Yesterday I got a newsletter from the Canadian Club Of Rome, we use to be members when we lived there, lots of nice activities for Canadians living in Italy.
This caught my eye, the Embassy of Canada to Italy not to be confused with the Embassy of Canada to the Holy See (Vatican), is participating in Gay Pride 2017.
Here is a promotional photo taken in the garden of the Chancery of the Embassy on Via Salaria with the staff and the Ambassador holding up the letter D.
They will have a float for the parade which starts at Piazza Repubblica and winds down into the centre of the City.
Today our Prime Minister met with the Pope at the Apostolic Palace for 42 minutes, one on one and many topics were discussed. Sophie Grégoire his spouse joined them for the photo afterwards in the Office of the Pope. The Prime Minister then walked around the Palace which in itself is a museum (not open to the public) and is attached to the famous Sistine Chapel built in 1473. Everyone was smiling on the photos and you could see a good rapport between the Pontiff and Trudeau. The Pope was invited by Trudeau to visit Canada.
Photo courtesy of the CBC. It is rare to see the chapel so empty, it was closed to allow the couple to visit quietly.

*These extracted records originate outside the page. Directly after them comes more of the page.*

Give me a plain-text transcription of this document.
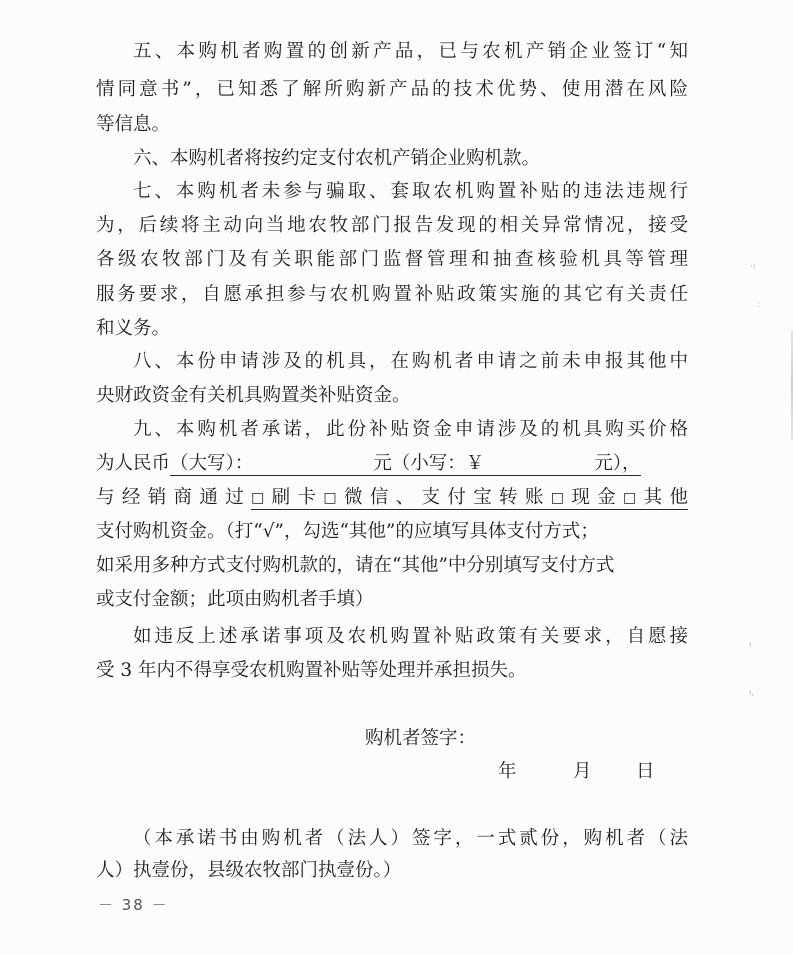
五、本购机者购置的创新产品，已与农机产销企业签订“知
情同意书”，已知悉了解所购新产品的技术优势、使用潜在风险
等信息。
六、本购机者将按约定支付农机产销企业购机款。
七、本购机者未参与骗取、套取农机购置补贴的违法违规行
为，后续将主动向当地农牧部门报告发现的相关异常情况，接受
各级农牧部门及有关职能部门监督管理和抽查核验机具等管理
服务要求，自愿承担参与农机购置补贴政策实施的其它有关责任
和义务。
八、本份申请涉及的机具，在购机者申请之前未申报其他中
央财政资金有关机具购置类补贴资金。
九、本购机者承诺，此份补贴资金申请涉及的机具购买价格
为人民币（大写）：	元（小写：￥	元），
与经销商通过□刷卡□微信、支付宝转账□现金□其他
支付购机资金。（打“√”，勾选“其他”的应填写具体支付方式；
如采用多种方式支付购机款的，请在“其他”中分别填写支付方式
或支付金额；此项由购机者手填）
如违反上述承诺事项及农机购置补贴政策有关要求，自愿接
受 3 年内不得享受农机购置补贴等处理并承担损失。
购机者签字：
年	月	日
（本承诺书由购机者（法人）签字，一式贰份，购机者（法
人）执壹份，县级农牧部门执壹份。）
－ 38 －
·ı
:
ı
ı,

The Prime Minister then gave his press conference in the beautiful and vast gardens of the Vatican. I once visited the chapel with just 10 other people on a private tour, it beats being in the chapel with the multitudes. Our guide explained the various figures and pointed out that God the Father stands above in the centre of the ceiling wearing a diaphanous pink like toga mooning us. Perhaps a little artistic liberty Michelangelo took with the topic while painting The Last Judgement ceiling between 1508-12, apparently Pope Julius II did not say a word about it. The Sistine Chapel also known as Cappella Magna took its name from Pope Sixtus IV. The architects were Giovannino de Dolci and Baccio Pontelli.
During the reign of Sixtus IV, a team of Renaissance painters that included Sandro Botticelli, Pietro Perugino, Pinturicchio, Domenico Ghirlandaio and Cosimo Roselli, created a series of frescos depicting the Life of Moses and the Life of Christ, offset by papal portraits above and trompe oeil drapery below. These paintings were completed in 1482, and on 15 August 1483 Sixtus IV celebrated the first mass in the Sistine Chapel for the Feast of the Assumption, at which ceremony the chapel was consecrated and dedicated to the Virgin Mary.